Aviso: O texto contém spoilers

Eduardo Dragoneti
Após sua atuação amplamente criticada na série The Idol, da HBO Max, o multiartista Abel Tesfaye (The Weeknd) volta a se arriscar no mundo audiovisual e protagoniza seu primeiro longa-metragem: Hurry Up Tomorrow: Além dos Holofotes. Contracenando com nomes de peso como Jenna Ortega e Barry Keoghan, o filme parece buscar redenção para a imagem audiovisual do cantor. No entanto, o que se desenha é um desastre narrativo embalado por trilhas de seu último álbum homônimo.
Logo nos primeiros minutos, a obra estabelece seu foco: o delírio de um músico atormentado por drogas, álcool, insônia e assombrado por fãs obsessivos e memórias distorcidas. A cinematografia intimista, comandada por Chayse Irvin, tenta dar densidade a um roteiro que, embora ambicioso, é desarticulado. Há momentos em que o espectador não sabe se está testemunhando um episódio real, um delírio ou apenas uma alegoria sem amarras. A pergunta que ecoa durante todo o longa – “Ele passou por tudo aquilo ou não passou por nada?” – infelizmente nunca encontra resposta.
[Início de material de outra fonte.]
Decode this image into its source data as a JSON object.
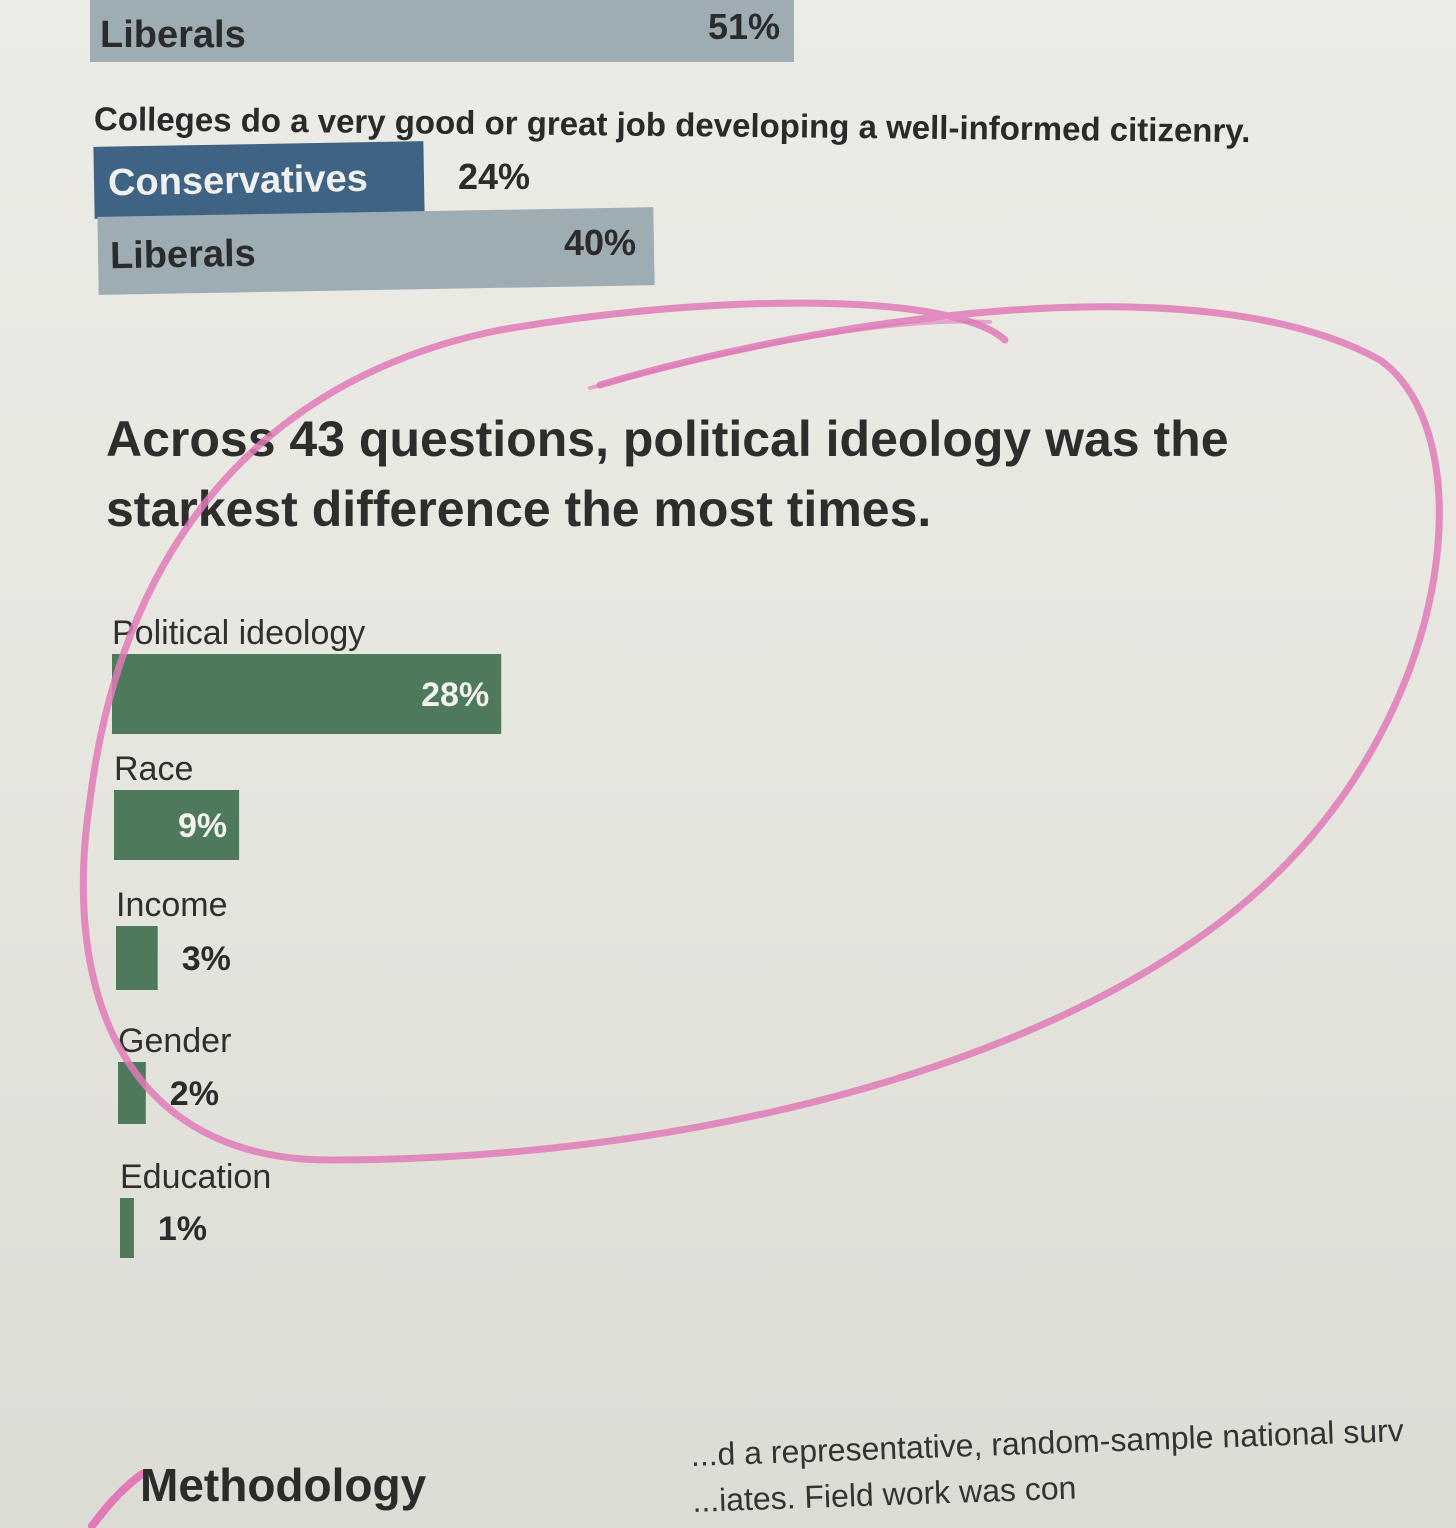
{
  "top_chart": {
    "rows_prev": [
      {
        "label": "Liberals",
        "value_text": "51%"
      }
    ],
    "caption": "Colleges do a very good or great job developing a well-informed citizenry.",
    "rows": [
      {
        "label": "Conservatives",
        "value_text": "24%"
      },
      {
        "label": "Liberals",
        "value_text": "40%"
      }
    ],
    "colors": {
      "conservatives": "#3f6384",
      "liberals": "#9eacb4"
    }
  },
  "headline": "Across 43 questions, political ideology was the starkest difference the most times.",
  "chart_data": {
    "type": "bar",
    "orientation": "horizontal",
    "categories": [
      "Political ideology",
      "Race",
      "Income",
      "Gender",
      "Education"
    ],
    "values": [
      28,
      9,
      3,
      2,
      1
    ],
    "value_labels": [
      "28%",
      "9%",
      "3%",
      "2%",
      "1%"
    ],
    "unit": "%",
    "title": "Across 43 questions, political ideology was the starkest difference the most times.",
    "color": "#4e7a5b"
  },
  "methodology": {
    "heading": "Methodology",
    "line1": "...d a representative, random-sample national surv",
    "line2": "...iates. Field work was con"
  },
  "annotation": {
    "ellipse_color": "#e07ab8"
  }
}
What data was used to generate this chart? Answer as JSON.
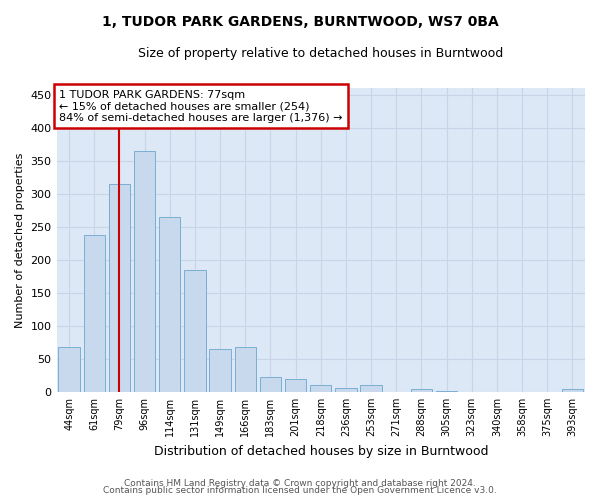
{
  "title": "1, TUDOR PARK GARDENS, BURNTWOOD, WS7 0BA",
  "subtitle": "Size of property relative to detached houses in Burntwood",
  "xlabel": "Distribution of detached houses by size in Burntwood",
  "ylabel": "Number of detached properties",
  "footnote1": "Contains HM Land Registry data © Crown copyright and database right 2024.",
  "footnote2": "Contains public sector information licensed under the Open Government Licence v3.0.",
  "bar_labels": [
    "44sqm",
    "61sqm",
    "79sqm",
    "96sqm",
    "114sqm",
    "131sqm",
    "149sqm",
    "166sqm",
    "183sqm",
    "201sqm",
    "218sqm",
    "236sqm",
    "253sqm",
    "271sqm",
    "288sqm",
    "305sqm",
    "323sqm",
    "340sqm",
    "358sqm",
    "375sqm",
    "393sqm"
  ],
  "bar_values": [
    68,
    237,
    315,
    365,
    265,
    185,
    65,
    68,
    22,
    20,
    10,
    6,
    10,
    0,
    5,
    2,
    0,
    0,
    0,
    0,
    4
  ],
  "bar_color": "#c8d9ee",
  "bar_edge_color": "#7aaed4",
  "annotation_label": "1 TUDOR PARK GARDENS: 77sqm",
  "annotation_line2": "← 15% of detached houses are smaller (254)",
  "annotation_line3": "84% of semi-detached houses are larger (1,376) →",
  "annotation_box_color": "#ffffff",
  "annotation_box_edge": "#cc0000",
  "vline_color": "#cc0000",
  "grid_color": "#c8d4e8",
  "plot_bg_color": "#dce8f5",
  "fig_bg_color": "#ffffff",
  "ylim": [
    0,
    460
  ],
  "yticks": [
    0,
    50,
    100,
    150,
    200,
    250,
    300,
    350,
    400,
    450
  ],
  "vline_index": 2
}
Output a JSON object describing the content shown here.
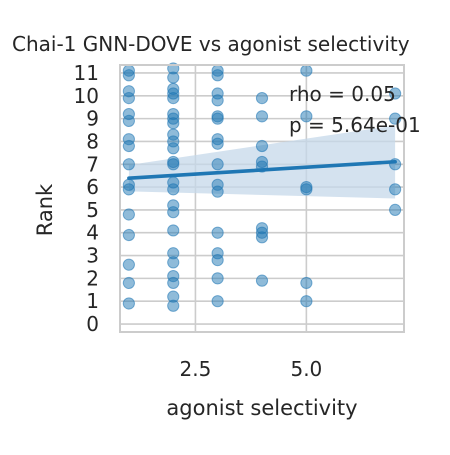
{
  "chart_data": {
    "type": "scatter",
    "title": "Chai-1 GNN-DOVE vs agonist selectivity",
    "xlabel": "agonist selectivity",
    "ylabel": "Rank",
    "xlim": [
      0.8,
      7.2
    ],
    "ylim": [
      -0.35,
      11.35
    ],
    "x_ticks": [
      2.5,
      5.0
    ],
    "x_tick_labels": [
      "2.5",
      "5.0"
    ],
    "y_ticks": [
      0,
      1,
      2,
      3,
      4,
      5,
      6,
      7,
      8,
      9,
      10,
      11
    ],
    "y_tick_labels": [
      "0",
      "1",
      "2",
      "3",
      "4",
      "5",
      "6",
      "7",
      "8",
      "9",
      "10",
      "11"
    ],
    "grid": true,
    "annotations": [
      "rho = 0.05",
      "p = 5.64e-01"
    ],
    "regression": {
      "x": [
        1.0,
        7.0
      ],
      "y": [
        6.39,
        7.11
      ],
      "ci_lower": [
        5.81,
        5.5
      ],
      "ci_upper": [
        6.97,
        8.7
      ]
    },
    "colors": {
      "points": "#1f77b4",
      "line": "#1f77b4",
      "band": "#c6d8ea",
      "grid": "#cccccc",
      "frame": "#cccccc"
    },
    "points": [
      [
        1,
        0.9
      ],
      [
        1,
        1.8
      ],
      [
        1,
        2.6
      ],
      [
        1,
        3.9
      ],
      [
        1,
        4.8
      ],
      [
        1,
        5.9
      ],
      [
        1,
        6.1
      ],
      [
        1,
        7.0
      ],
      [
        1,
        7.8
      ],
      [
        1,
        8.1
      ],
      [
        1,
        8.9
      ],
      [
        1,
        9.2
      ],
      [
        1,
        9.9
      ],
      [
        1,
        10.9
      ],
      [
        1,
        11.1
      ],
      [
        1,
        10.2
      ],
      [
        2,
        0.8
      ],
      [
        2,
        1.2
      ],
      [
        2,
        1.8
      ],
      [
        2,
        2.1
      ],
      [
        2,
        2.7
      ],
      [
        2,
        3.1
      ],
      [
        2,
        4.1
      ],
      [
        2,
        4.9
      ],
      [
        2,
        5.2
      ],
      [
        2,
        5.9
      ],
      [
        2,
        6.2
      ],
      [
        2,
        7.0
      ],
      [
        2,
        7.1
      ],
      [
        2,
        7.7
      ],
      [
        2,
        8.0
      ],
      [
        2,
        8.3
      ],
      [
        2,
        8.8
      ],
      [
        2,
        9.0
      ],
      [
        2,
        9.2
      ],
      [
        2,
        9.9
      ],
      [
        2,
        10.1
      ],
      [
        2,
        10.3
      ],
      [
        2,
        10.8
      ],
      [
        2,
        11.2
      ],
      [
        3,
        1.0
      ],
      [
        3,
        2.0
      ],
      [
        3,
        2.8
      ],
      [
        3,
        3.1
      ],
      [
        3,
        4.0
      ],
      [
        3,
        5.8
      ],
      [
        3,
        6.1
      ],
      [
        3,
        7.0
      ],
      [
        3,
        7.9
      ],
      [
        3,
        8.1
      ],
      [
        3,
        9.0
      ],
      [
        3,
        9.1
      ],
      [
        3,
        10.1
      ],
      [
        3,
        10.9
      ],
      [
        3,
        11.1
      ],
      [
        3,
        9.8
      ],
      [
        4,
        1.9
      ],
      [
        4,
        3.8
      ],
      [
        4,
        4.0
      ],
      [
        4,
        4.2
      ],
      [
        4,
        6.9
      ],
      [
        4,
        7.1
      ],
      [
        4,
        7.8
      ],
      [
        4,
        9.1
      ],
      [
        4,
        9.9
      ],
      [
        5,
        1.0
      ],
      [
        5,
        1.8
      ],
      [
        5,
        5.9
      ],
      [
        5,
        6.0
      ],
      [
        5,
        9.1
      ],
      [
        5,
        11.1
      ],
      [
        7,
        5.0
      ],
      [
        7,
        5.9
      ],
      [
        7,
        7.0
      ],
      [
        7,
        9.0
      ],
      [
        7,
        10.1
      ]
    ]
  }
}
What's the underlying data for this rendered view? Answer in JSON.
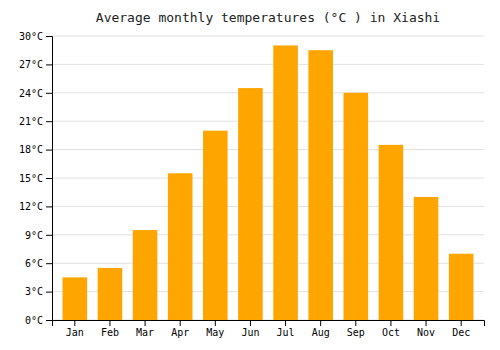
{
  "chart_data": {
    "type": "bar",
    "title": "Average monthly temperatures (°C ) in Xiashi",
    "categories": [
      "Jan",
      "Feb",
      "Mar",
      "Apr",
      "May",
      "Jun",
      "Jul",
      "Aug",
      "Sep",
      "Oct",
      "Nov",
      "Dec"
    ],
    "values": [
      4.5,
      5.5,
      9.5,
      15.5,
      20.0,
      24.5,
      29.0,
      28.5,
      24.0,
      18.5,
      13.0,
      7.0
    ],
    "color": "#FFA500",
    "ylim": [
      0,
      30
    ],
    "yticks": [
      {
        "value": 0,
        "label": "0°C"
      },
      {
        "value": 3,
        "label": "3°C"
      },
      {
        "value": 6,
        "label": "6°C"
      },
      {
        "value": 9,
        "label": "9°C"
      },
      {
        "value": 12,
        "label": "12°C"
      },
      {
        "value": 15,
        "label": "15°C"
      },
      {
        "value": 18,
        "label": "18°C"
      },
      {
        "value": 21,
        "label": "21°C"
      },
      {
        "value": 24,
        "label": "24°C"
      },
      {
        "value": 27,
        "label": "27°C"
      },
      {
        "value": 30,
        "label": "30°C"
      }
    ],
    "grid": true
  }
}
O longa gira em torno das letras do álbum Hurry Up Tomorrow, transformando cada cena em um videoclipe autorreferente. Apesar de visualmente estiloso, com enquadramentos experimentais que são marca registrada do diretor Trey Edward Shults, a produção falha ao tentar construir uma narrativa sólida: são muitas ideias jogadas, simbolismos rasos e conexões forçadas. O resultado é uma experiência arrastada, pretensiosa e, por vezes, involuntariamente cômica, como nas cenas em que The Weeknd tenta entregar emoção e só consegue despertar desconforto. Se a intenção era mostrar vulnerabilidade, o efeito foi oposto, uma vez que suas expressões vazias comprometem qualquer impacto dramático.
Abel, que além de atuar também fez parte da produção e assinou o roteiro com o diretor e Reza Fahim, parece nunca ter definido com clareza o rumo da narrativa, tampouco o tom ou o estilo da obra. O espectador é lançado de um drama a um suspense, até ser surpreendido por um terror estranho e desconexo, inserido no meio de uma verdadeira disforia audiovisual. A impressão que fica é a de que o cantor tentou experimentar livremente elementos de seu imaginário, mas falhou ao tentar harmonizá-los, comprometendo a experiência de fãs que esperavam ver sua redenção no Cinema.
Quem realmente salva a produção de um colapso completo é Jenna Ortega. Sua atuação como Anima, a jovem misteriosa que invade a vida do protagonista, é intensa e enigmática. Há camadas em sua performance que o texto jamais se dá ao trabalho de explorar. Ela sustenta as poucas cenas que funcionam, mesmo quando sua personagem toma decisões inexplicáveis, como incendiar a casa da própria mãe, sem que o filme se preocupe em oferecer qualquer desenvolvimento psicológico ou justificativa narrativa para essas atitudes. O resultado é mais uma pergunta solta em um mar de metáforas mal amarradas: “Ela é louca? Ou só parte de mais um delírio do protagonista?”

A trilha sonora, como era de se esperar, é um dos pontos altos. As canções do álbum homônimo embalam o longa com qualidade técnica inegável, criam atmosferas hipnóticas e, em certos momentos, quase salvam a experiência. Mas quando a música é o que mais funciona em um filme, talvez ele devesse ser só um álbum visual e não uma obra cinematográfica.
Outros cantores já se aventuraram no Cinema, com resultados mais bem-sucedidos. Em 1988, Michael Jackson levou fãs às salas com Moonwalker. Em 2016, Beyoncé elevou o padrão com Lemonade, um álbum visual coeso e premiado. A diferença é que esses projetos sabiam o que queriam dizer, algo que a obra de The Weeknd não consegue definir. Falta direção, falta roteiro e sobra pretensão. O que poderia ser uma expansão criativa para o artista vira apenas um experimento confuso, envolto por uma trilha sonora boa demais para a produção que a acompanha.
Hurry Up Tomorrow: Além dos Holofotes tenta falar sobre fama, obsessão, identidade e trauma. No entanto, seu maior pecado é não conseguir dizer nada. A estética sufoca a substância, e o ego do protagonista se impõe como a verdadeira força por trás da câmera. A pergunta que Abel Tesfaye parece fazer ao espectador – “Você me entende?” – encontra uma resposta amarga: Não, e pela experiência, nem valeria a pena tentar.